The success of the Continuum of Care approach had been acknowledged by many, from mayors like Dennis Archer in Detroit and Alexander Pinellas in Miami-Dade County to advocates like Sue Marshall here in the District of Columbia, to the Harvard-Ford Foundation Innovations in Government program which selected the Continuum of Care as one of the 10 top government innovations in 1999.

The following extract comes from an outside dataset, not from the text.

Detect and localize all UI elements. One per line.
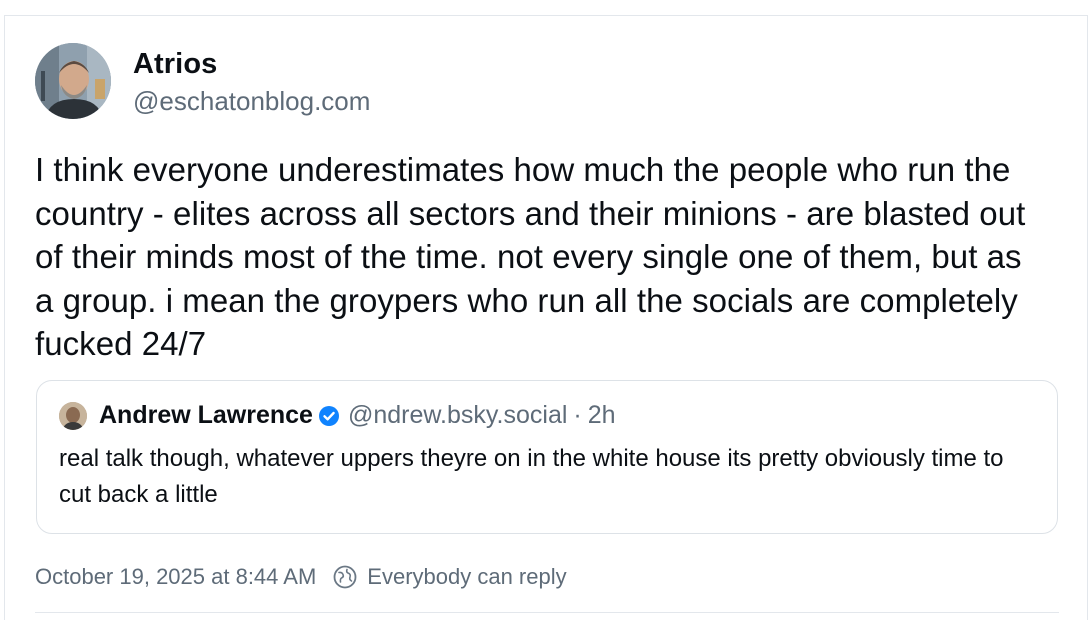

But even more importantly, it has transformed the lives of hundreds of thousands of homeless persons. Put simply, the Continuum of Care save lives. People who are homeless are the poorest of the poor -- people who literally have nowhere else to go. More than 400 partnerships across the country have replicated the Continuum of Care, and each one has a story to tell about people who have been rescued from joblessness, abuse, violence, drugs, and even death as a result of the care and services of the Continuum system. In Boston, a man who was living in "the "weeds" received help for a medical condition and is now a shelter volunteer living in his own apartment. A woman in Alexandria, Virginia who had been homeless and addicted to drugs for years was helped to overcome her substance abuse problem and develop new job skills through a HUD-funded transitional housing program. Today she is drug free, cares for her children, works as a Federal contractor, and owns her own home. In Colorado, a veteran who had spent 18 years on the streets received support from Continuum of Care programs, which allowed him to obtain a home and rebuild his relationship with his family. And for children who are homeless - for whom it is often difficult to go to school - the Continuum of Care, along with other Federal, state, and local programs, is helping them get off to a better start in lifr.

We believe this the time to build on this success, not dismantle it in favor of an untested approach.

We look forward to working with you in our common effort to end homelessness in this nation.